Research in our laboratory lies in the field of Biomedical Engineering, with emphasis on vascular engineering and disease mechanics. The underlying theme is to apply novel bioengineering techniques and quantitative methodologies in combination with fundamental biological principles, to elucidate the parameters and mechanisms that regulate blood cell, protein and vascular endothelial cell function. Such studies are important since ailments of the blood account for a sizable fraction of inflammatory and cardiovascular disorders. Application of engineering in this research area can lead to new understanding that is not possible from typical biological or biochemical experimentation. Current projects in the laboratory can be broadly classified into three areas.

Leukocyte Adhesion Cascade: Inflammatory disease mechanics

Inflammation is a defense reaction caused by tissue damage or injury, characterized by reddening due to dilation of blood vessels, swelling due to the escape of blood proteins from the blood stream to surrounding tissue, and pain associated with various features including the release of toxic substrates by white blood cells (or leukocytes) that enter the inflamed tissue. While, inflammation is generally a beneficial process, inappropriate leukocyte deposition during vascular diseases like asthma, arthritis, reperfusion-injury etc. can lead to unwanted tissue damage and pain.

A cascade of events involving at least three families of adhesion molecules plays a role in leukocyte adhesion at sites of inflammation: these molecules are members of the selectin, integrin and Immunoglobulin gene superfamily (see Figure A). A better understanding of the physical and biological factors regulating leukocyte deposition in tissue can yield novel therapies to combat inflammatory diseases. With this in mind, we perform studies that contribute to a fundamental understanding of the roles of biomolecules, cell signaling processes and fluid forces in regulating the leukocyte adhesion cascade. Special emphasis is placed on understanding the features regulating the time- and stimulus- dependent transition of leukocytes from a quiescent state in the blood stream to an activated state at sites of inflammation. We are also involved in the development of new therapies/antagonist directed against some of these molecular interactions, especially those directed against the ligands of selectins.

Haemostasis and Coagulation: Fluid forces regulating cardiovascular diseases

Coagulation is a necessary process that prevents excessive bleeding following injury to the human body. When this process goes awry, unwanted aggregates and emboli can form, leading to cardiovascular ailments like heart attacks and stroke. These diseases represent leading causes of death in the modern world. Studies in our laboratory examine selected aspects of the processes regulating normal haemostasis and disease.

In one aspect, we are examining the biological and biophysical features regulating the size of a large polymeric blood protein called von Willebrand Factor (vWF) under both static and fluid flow conditions (Figure B). vWF plays a key role in regulating arterial thrombosis by aiding platelet deposition at sites of vascular injury. In these projects, we examine the features regulating the size and structure of the protein under static and hydrodynamic flow conditions. We are also interested in the mechanism by which fluid forces can cause vWF to bind to blood platelet receptor GpIb? and cause cellular activation and aggregation.

In another aspect, we are involved in determining the nature by which leukocytes can interact with platelets to enhance vascular emboli formation. These studies examine the dynamic nature by which an array of adhesion molecules selectively and sequentially participate in the formation of heterotypic cellular aggregates in both the venous and arterial circulation.

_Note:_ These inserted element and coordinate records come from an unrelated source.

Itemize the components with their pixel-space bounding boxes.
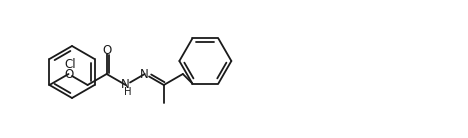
Text: O: O [102,43,111,56]
Text: H: H [124,87,132,97]
Text: O: O [64,67,73,80]
Text: Cl: Cl [64,58,76,71]
Text: N: N [140,67,149,80]
Text: N: N [121,79,130,91]
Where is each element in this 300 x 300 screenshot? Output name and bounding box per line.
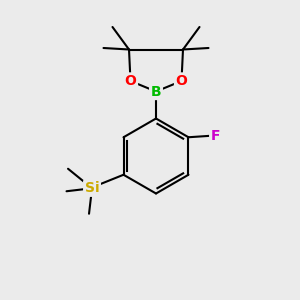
Text: B: B <box>151 85 161 98</box>
Text: F: F <box>211 129 220 143</box>
Text: Si: Si <box>85 181 99 195</box>
Text: O: O <box>176 74 188 88</box>
Text: O: O <box>124 74 136 88</box>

Bioengineering and Biophysical Model Development

The experimental work described above employ a range of methodologies including video microscopy and imaging, rheometry, molecular biology and recombinant DNA technology strategies, flow cytometry, cell culture, light scattering, small angle neutron and X-ray scattering and various types of chromatography. To complement these experiments, biophysical mathematical models are developed. The objective of model development is to acquire tools that may either: i) help us better interpret experimental data, or ii) that will allow us to design new experiments. Emphasis during mathematical modeling is placed on exploiting our strengths/knowledge in chemical reaction kinetics and transport phenomenon.

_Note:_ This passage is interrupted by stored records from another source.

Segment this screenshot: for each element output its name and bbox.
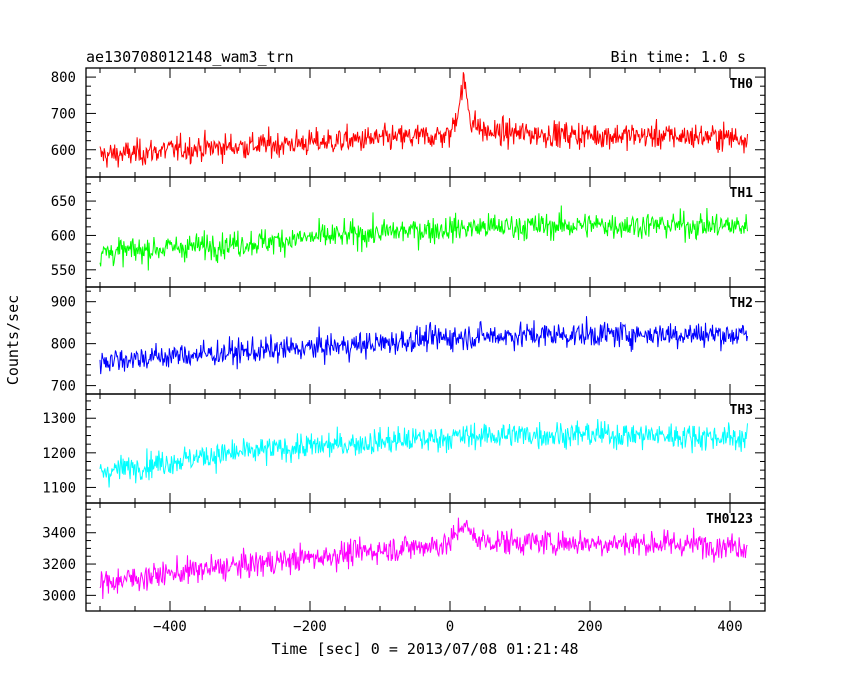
y-tick-label: 700: [51, 106, 76, 122]
panel-frame-th0123: [85, 502, 766, 612]
y-tick-label: 550: [51, 263, 76, 279]
chart-title: ae130708012148_wam3_trn: [86, 48, 294, 66]
y-tick-label: 700: [51, 379, 76, 395]
y-tick-label: 1200: [42, 446, 76, 462]
panel-frame-th3: [85, 393, 766, 504]
y-tick-label: 1300: [42, 411, 76, 427]
panel-label-th3: TH3: [730, 403, 753, 418]
y-tick-label: 800: [51, 70, 76, 86]
series-line-th2: [99, 316, 748, 375]
series-line-th3: [99, 419, 748, 488]
panel-frame-th0: [85, 67, 766, 178]
series-line-th0123: [99, 517, 748, 600]
x-axis-label: Time [sec] 0 = 2013/07/08 01:21:48: [271, 640, 578, 658]
x-tick-label: −200: [293, 619, 327, 635]
x-tick-label: 0: [446, 619, 454, 635]
series-line-th1: [99, 205, 748, 271]
y-tick-label: 600: [51, 143, 76, 159]
y-tick-label: 3200: [42, 557, 76, 573]
panel-label-th0: TH0: [730, 77, 754, 92]
series-line-th0: [99, 72, 748, 168]
x-tick-label: 200: [577, 619, 602, 635]
y-tick-label: 650: [51, 194, 76, 210]
panel-label-th2: TH2: [730, 296, 753, 311]
x-tick-label: −400: [153, 619, 187, 635]
panel-label-th0123: TH0123: [706, 512, 753, 527]
panel-label-th1: TH1: [730, 186, 754, 201]
y-tick-label: 900: [51, 295, 76, 311]
x-tick-label: 400: [717, 619, 742, 635]
y-tick-label: 3000: [42, 588, 76, 604]
y-tick-label: 3400: [42, 526, 76, 542]
y-tick-label: 600: [51, 228, 76, 244]
y-tick-label: 1100: [42, 480, 76, 496]
y-tick-label: 800: [51, 337, 76, 353]
y-axis-label: Counts/sec: [4, 295, 22, 385]
bin-time-label: Bin time: 1.0 s: [611, 48, 746, 66]
panels-group: 600 700 800 TH0 550 600 650 TH1 700 800 900 TH2 1100…: [42, 67, 766, 635]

Examples of such modeling include: i) Examination of the role of secondary and non-linear flow in regulating cell adhesion rates; ii) Quantitation of molecular on-rates and adhesion efficiencies during cell adhesion studies carried out in flow chamber devices and viscometers; iii) Development of fundamental theories to quantify the nature and magnitude of hydrodynamic forces applied on intercellular bonds, soluble molecules, and cell-surface receptors; iv) Analysis of large biochemical networks in the area of bioinformatics to study cellular signal transduction and define rate controlling steps in the intracellular signaling cascade.